The sub-group aims to strengthen connections and communication between venue owners and promoters throughout the city region, while establishing effective ways of working together for the benefit of venues, related organisations, their staff, artists and punters.

This group aligns with the music board priority of ‘Ensuring a sustainable and strong network of venues and to work with local authorities across the city region to introduce and implement the Agent of Change principle’ and is currently chaired by Louise Nulty, manager of The Studio in Widnes.

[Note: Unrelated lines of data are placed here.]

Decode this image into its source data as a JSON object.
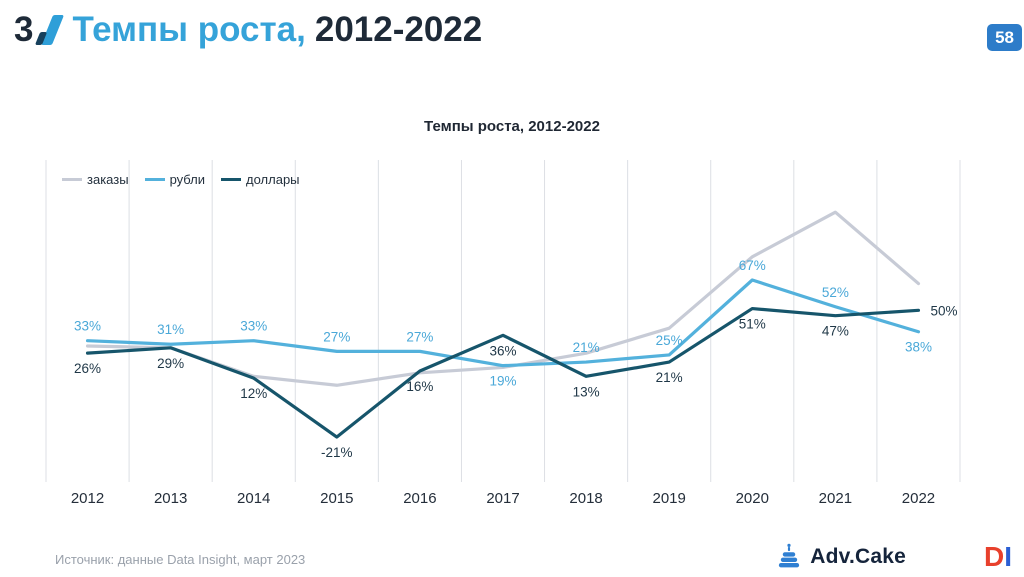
{
  "slide": {
    "number": "3",
    "title_highlight": "Темпы роста,",
    "title_rest": "2012-2022",
    "page_badge": "58"
  },
  "chart_data": {
    "type": "line",
    "title": "Темпы роста, 2012-2022",
    "categories": [
      "2012",
      "2013",
      "2014",
      "2015",
      "2016",
      "2017",
      "2018",
      "2019",
      "2020",
      "2021",
      "2022"
    ],
    "series": [
      {
        "id": "orders",
        "name": "заказы",
        "color": "#c7cbd6",
        "label_color": "#c7cbd6",
        "show_labels": false,
        "values": [
          30,
          29,
          13,
          8,
          15,
          18,
          26,
          40,
          80,
          105,
          65
        ],
        "label_positions": []
      },
      {
        "id": "rubles",
        "name": "рубли",
        "color": "#53b1dc",
        "label_color": "#4aa8d8",
        "show_labels": true,
        "values": [
          33,
          31,
          33,
          27,
          27,
          19,
          21,
          25,
          67,
          52,
          38
        ],
        "label_positions": [
          "above",
          "above",
          "above",
          "above",
          "above",
          "below",
          "above",
          "above",
          "above",
          "above",
          "below"
        ]
      },
      {
        "id": "dollars",
        "name": "доллары",
        "color": "#16556b",
        "label_color": "#1f3747",
        "show_labels": true,
        "values": [
          26,
          29,
          12,
          -21,
          16,
          36,
          13,
          21,
          51,
          47,
          50
        ],
        "label_positions": [
          "below",
          "below",
          "below",
          "below",
          "below",
          "below",
          "below",
          "below",
          "below",
          "below",
          "right"
        ]
      }
    ],
    "label_suffix": "%",
    "ylim": [
      -35,
      118
    ],
    "grid": "vertical",
    "grid_color": "#dcdfe4",
    "axis_label_color": "#242e3a",
    "legend_position": "top-left"
  },
  "footer": {
    "source": "Источник: данные Data Insight, март 2023",
    "advcake_label": "Adv.Cake",
    "di_d": "D",
    "di_i": "I"
  }
}
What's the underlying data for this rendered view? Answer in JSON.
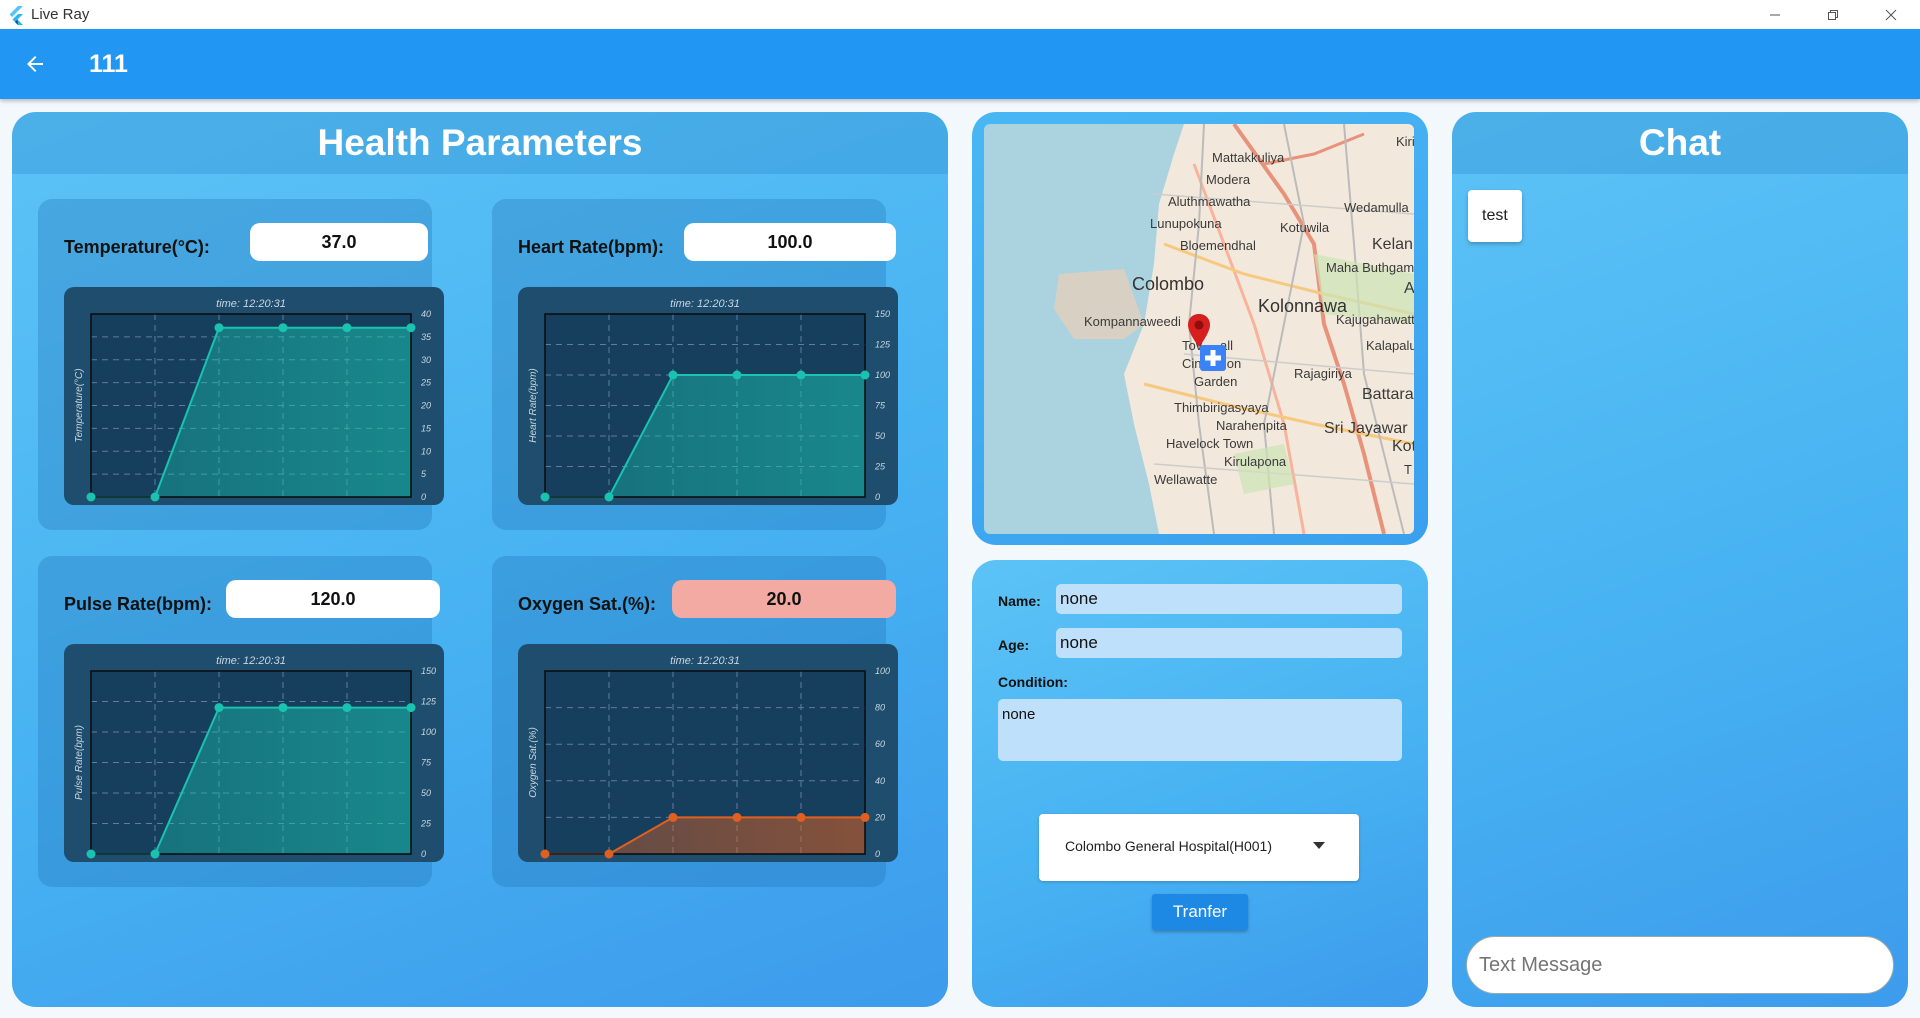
{
  "window": {
    "title": "Live Ray"
  },
  "appbar": {
    "title": "111",
    "back_icon": "arrow-left-icon"
  },
  "health": {
    "title": "Health Parameters",
    "cards": [
      {
        "label": "Temperature(°C):",
        "value": "37.0",
        "alert": false,
        "chart_data": {
          "type": "area",
          "title": "time: 12:20:31",
          "ylabel": "Temperature(°C)",
          "yticks": [
            "0",
            "5",
            "10",
            "15",
            "20",
            "25",
            "30",
            "35",
            "40"
          ],
          "ylim": [
            0,
            40
          ],
          "values": [
            0,
            0,
            37,
            37,
            37,
            37
          ],
          "color": "#19c3b0"
        }
      },
      {
        "label": "Heart Rate(bpm):",
        "value": "100.0",
        "alert": false,
        "chart_data": {
          "type": "area",
          "title": "time: 12:20:31",
          "ylabel": "Heart Rate(bpm)",
          "yticks": [
            "0",
            "25",
            "50",
            "75",
            "100",
            "125",
            "150"
          ],
          "ylim": [
            0,
            150
          ],
          "values": [
            0,
            0,
            100,
            100,
            100,
            100
          ],
          "color": "#19c3b0"
        }
      },
      {
        "label": "Pulse Rate(bpm):",
        "value": "120.0",
        "alert": false,
        "chart_data": {
          "type": "area",
          "title": "time: 12:20:31",
          "ylabel": "Pulse Rate(bpm)",
          "yticks": [
            "0",
            "25",
            "50",
            "75",
            "100",
            "125",
            "150"
          ],
          "ylim": [
            0,
            150
          ],
          "values": [
            0,
            0,
            120,
            120,
            120,
            120
          ],
          "color": "#19c3b0"
        }
      },
      {
        "label": "Oxygen Sat.(%):",
        "value": "20.0",
        "alert": true,
        "chart_data": {
          "type": "area",
          "title": "time: 12:20:31",
          "ylabel": "Oxygen Sat.(%)",
          "yticks": [
            "0",
            "20",
            "40",
            "60",
            "80",
            "100"
          ],
          "ylim": [
            0,
            100
          ],
          "values": [
            0,
            0,
            20,
            20,
            20,
            20
          ],
          "color": "#e0601f"
        }
      }
    ]
  },
  "map": {
    "places": [
      "Kiri",
      "Mattakkuliya",
      "Modera",
      "Aluthmawatha",
      "Wedamulla",
      "Lunupokuna",
      "Kotuwila",
      "Bloemendhal",
      "Kelan",
      "Maha Buthgam",
      "Colombo",
      "Kolonnawa",
      "A",
      "Kompannaweedi",
      "Kajugahawatt",
      "Tov",
      "all",
      "Kalapalu",
      "Cinnamon",
      "Garden",
      "Rajagiriya",
      "Battara",
      "Thimbirigasyaya",
      "Narahenpita",
      "Sri Jayawar",
      "Havelock Town",
      "Kot",
      "Kirulapona",
      "Wellawatte",
      "T"
    ],
    "marker_icon": "location-pin-icon",
    "hospital_icon": "hospital-plus-icon"
  },
  "patient": {
    "name_label": "Name:",
    "name_value": "none",
    "age_label": "Age:",
    "age_value": "none",
    "condition_label": "Condition:",
    "condition_value": "none",
    "hospital_selected": "Colombo General Hospital(H001)",
    "transfer_label": "Tranfer"
  },
  "chat": {
    "title": "Chat",
    "messages": [
      "test"
    ],
    "input_placeholder": "Text Message"
  }
}
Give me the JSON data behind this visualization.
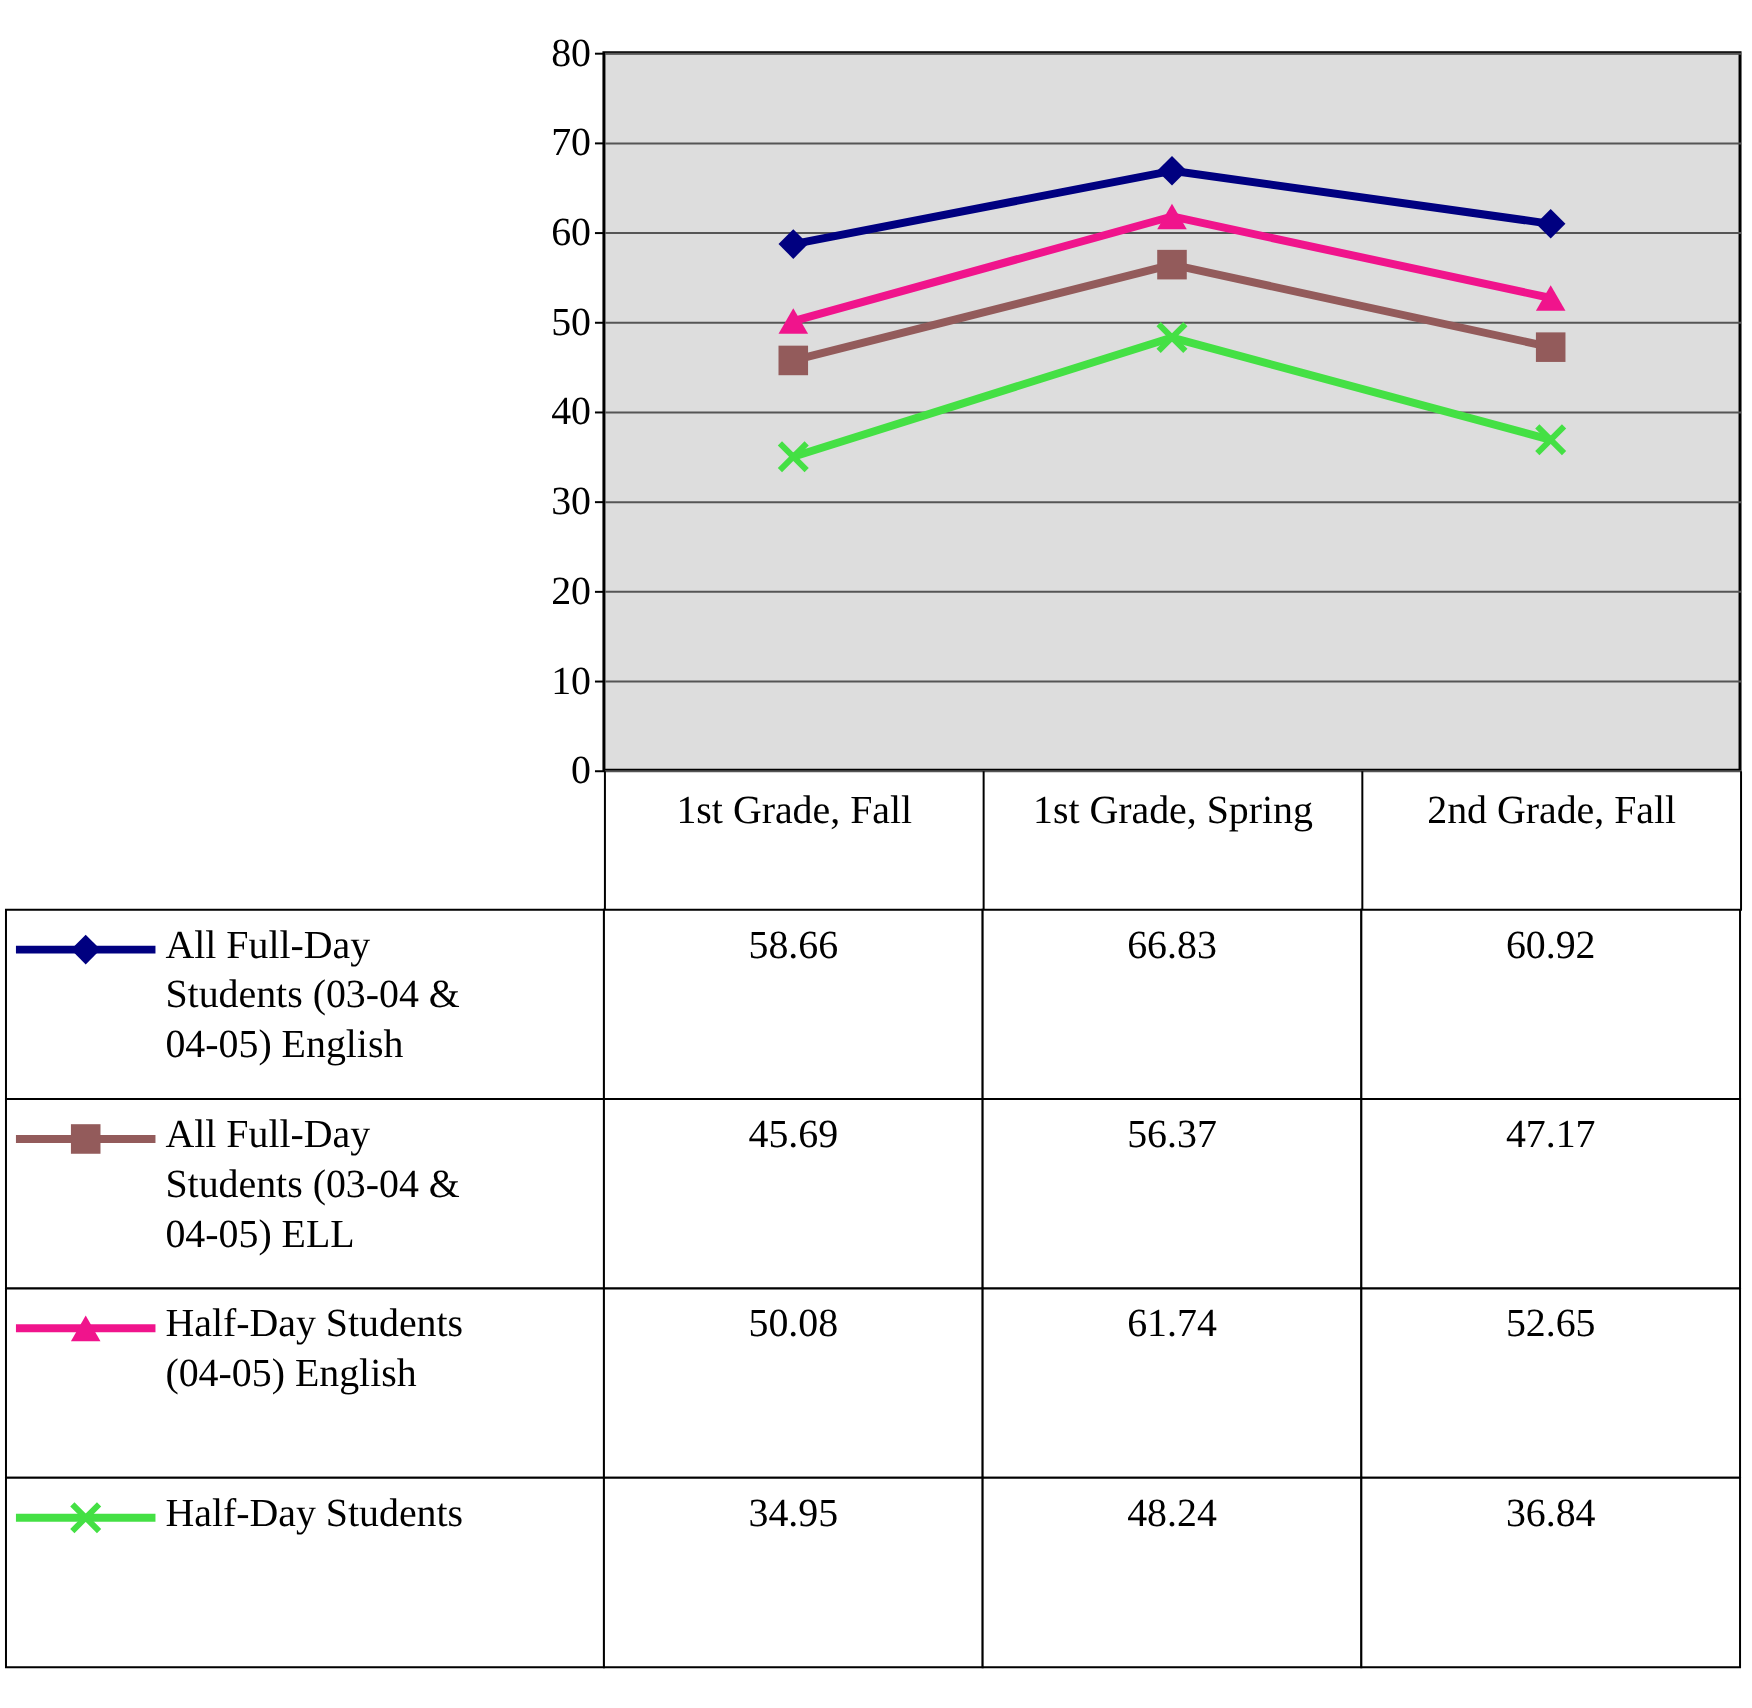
{
  "chart_data": {
    "type": "line",
    "categories": [
      "1st Grade, Fall",
      "1st Grade, Spring",
      "2nd Grade, Fall"
    ],
    "series": [
      {
        "name": "All Full-Day Students (03-04 & 04-05) English",
        "color": "#000080",
        "marker": "diamond",
        "values": [
          58.66,
          66.83,
          60.92
        ]
      },
      {
        "name": "All Full-Day Students (03-04 & 04-05) ELL",
        "color": "#935b5b",
        "marker": "square",
        "values": [
          45.69,
          56.37,
          47.17
        ]
      },
      {
        "name": "Half-Day Students (04-05) English",
        "color": "#f0148c",
        "marker": "triangle",
        "values": [
          50.08,
          61.74,
          52.65
        ]
      },
      {
        "name": "Half-Day Students",
        "color": "#44e044",
        "marker": "cross",
        "values": [
          34.95,
          48.24,
          36.84
        ]
      }
    ],
    "ylim": [
      0,
      80
    ],
    "yticks": [
      0,
      10,
      20,
      30,
      40,
      50,
      60,
      70,
      80
    ],
    "grid": "y",
    "legend": "bottom",
    "data_labels": true
  }
}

Other voluntary sub-group members include Mat Flynn University of Liverpool Music Industry Lecturer, Saad Shaffi of 24 Kitchen Street, Ian Thomas from the British Arts Council, Andy Dockerty of Adlib and ‘We Make Events’, Craig Pennington from Birkenhead’s Future Yard, Mike Walsh the UK head of Strategic Partnerships at Serenade; and they are supported by Sarah Lovell from Liverpool Combined Authority and Kevin McManus and Cathy Skelly from Liverpool City Council.

The venues sub group has already hosted industry events in the region, including the ‘Keeping LCR music venues on the map’ event at the Philharmonic Hall Music Room; and they have played a vital role in the ‘Let the Music Play’ roadshow of events, taking part in each of the six LCR boroughs.

A key project managed by the sub-group is the digital mapping project, led by Mat Flynn and research students at the University of Liverpool.

Mat said: “The recent forthright of Eurovision festivities has shown the world Liverpool’s love for live music. The LCR Music Board’s music venues map identifies over 400 places and spaces where residents and visitors go to enjoy gigs and shows every week of the year. These venues are the foundation of the LCR’s music economy, and our aim is to continue to develop the map to better understand, inform and represent the sector.”

Reacting to insight from venue owners and gig-goers across the city region, the sub-group has also dedicated time to creating a proposal and lobbying for the reintroduction of a Night Bus, which will improve access to and from venues in several of the LCR boroughs. We look forward to revealing more about this project shortly.